= Ali Sriti =

Ali Sriti (علي السّريتي) (b. 1919 in Tunis-d. 5 April 2007) was a Tunisian oudist, composer, and music teacher.

==Biography==
He learned music at a young age from his father, who encouraged him to listen to classical Arabic music including Egyptians Sayed Darwich, Mohammed Abdel Wahab, Riadh Sombati, and Zakaria Ahmed.

Sriti was influenced by the Turkish school of lutism and learned how to create and play a form of the lute, the oud, from Sheikh Abdelaziz Jemail. His first public performance was at age 11, when he sang Ya chiraan waraa dajla yajri by Mohamed Abdel Wahab. In 1935, he joined the musical association, The Rachidia, while the next year Sriti became a member of Mohamed Triki. In 1937, Sriti became a part of the Syrian band Ali Derwiche where he learned about muwashshahs and various Arab and Turkish compositions.

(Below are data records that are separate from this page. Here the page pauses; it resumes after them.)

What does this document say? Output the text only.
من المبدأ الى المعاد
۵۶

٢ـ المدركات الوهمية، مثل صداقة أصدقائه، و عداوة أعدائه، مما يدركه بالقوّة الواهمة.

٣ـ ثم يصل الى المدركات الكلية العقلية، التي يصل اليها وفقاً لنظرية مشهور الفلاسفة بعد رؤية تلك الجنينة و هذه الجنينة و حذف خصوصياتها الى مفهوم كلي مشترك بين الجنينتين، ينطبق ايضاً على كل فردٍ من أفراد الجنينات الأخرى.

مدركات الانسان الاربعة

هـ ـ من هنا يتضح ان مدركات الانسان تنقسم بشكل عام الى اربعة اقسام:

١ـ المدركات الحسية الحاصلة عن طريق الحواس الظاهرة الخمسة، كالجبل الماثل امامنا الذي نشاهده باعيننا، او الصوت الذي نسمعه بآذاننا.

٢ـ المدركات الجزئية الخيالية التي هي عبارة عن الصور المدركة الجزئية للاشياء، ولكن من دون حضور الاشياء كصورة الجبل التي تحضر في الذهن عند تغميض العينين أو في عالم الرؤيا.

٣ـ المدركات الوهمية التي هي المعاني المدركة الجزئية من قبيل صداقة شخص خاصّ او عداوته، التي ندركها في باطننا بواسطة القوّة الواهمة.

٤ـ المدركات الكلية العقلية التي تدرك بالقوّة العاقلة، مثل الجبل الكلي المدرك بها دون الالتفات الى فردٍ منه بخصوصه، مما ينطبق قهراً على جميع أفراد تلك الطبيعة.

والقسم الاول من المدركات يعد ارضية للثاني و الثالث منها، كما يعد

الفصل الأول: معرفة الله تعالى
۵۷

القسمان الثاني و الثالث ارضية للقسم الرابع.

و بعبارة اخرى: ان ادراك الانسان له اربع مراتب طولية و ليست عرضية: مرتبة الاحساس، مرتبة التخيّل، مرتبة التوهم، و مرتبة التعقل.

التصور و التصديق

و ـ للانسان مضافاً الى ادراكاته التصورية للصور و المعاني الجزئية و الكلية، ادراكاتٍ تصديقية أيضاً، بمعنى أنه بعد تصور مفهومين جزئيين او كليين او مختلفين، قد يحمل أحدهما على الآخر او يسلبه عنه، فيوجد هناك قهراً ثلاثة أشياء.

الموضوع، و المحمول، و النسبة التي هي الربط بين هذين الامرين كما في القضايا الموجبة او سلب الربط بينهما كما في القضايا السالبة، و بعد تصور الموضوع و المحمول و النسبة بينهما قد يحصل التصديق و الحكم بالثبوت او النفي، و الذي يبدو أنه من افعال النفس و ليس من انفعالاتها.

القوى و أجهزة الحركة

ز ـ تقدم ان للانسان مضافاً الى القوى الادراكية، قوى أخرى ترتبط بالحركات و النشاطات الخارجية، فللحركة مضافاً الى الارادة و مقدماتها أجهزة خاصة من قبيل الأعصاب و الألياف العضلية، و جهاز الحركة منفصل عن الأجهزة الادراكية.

After returning from Paris, where he attended concerts held at the Grande Mosquée de Paris, Sriti created the band Chabeb El Fan and worked with artists such as Kaddour Srarfi, Ibrahim Salah, and Salah El Mahdi. He directed, in 1957, three new bands to work for the national radio station. While serving as a long-time worker on the radio, he taught at the Conservatoire national de musique, though he quit in 1980 to focus solely on teaching. Among his students were Anouar Brahem and Lotfi Bouchnak.

Ali Sriti was given the Prix national de la musique en 1987 and the Grand Cordon de l'Ordre du mérite national en 1999. He died on April 5, 2007, at the age of 88.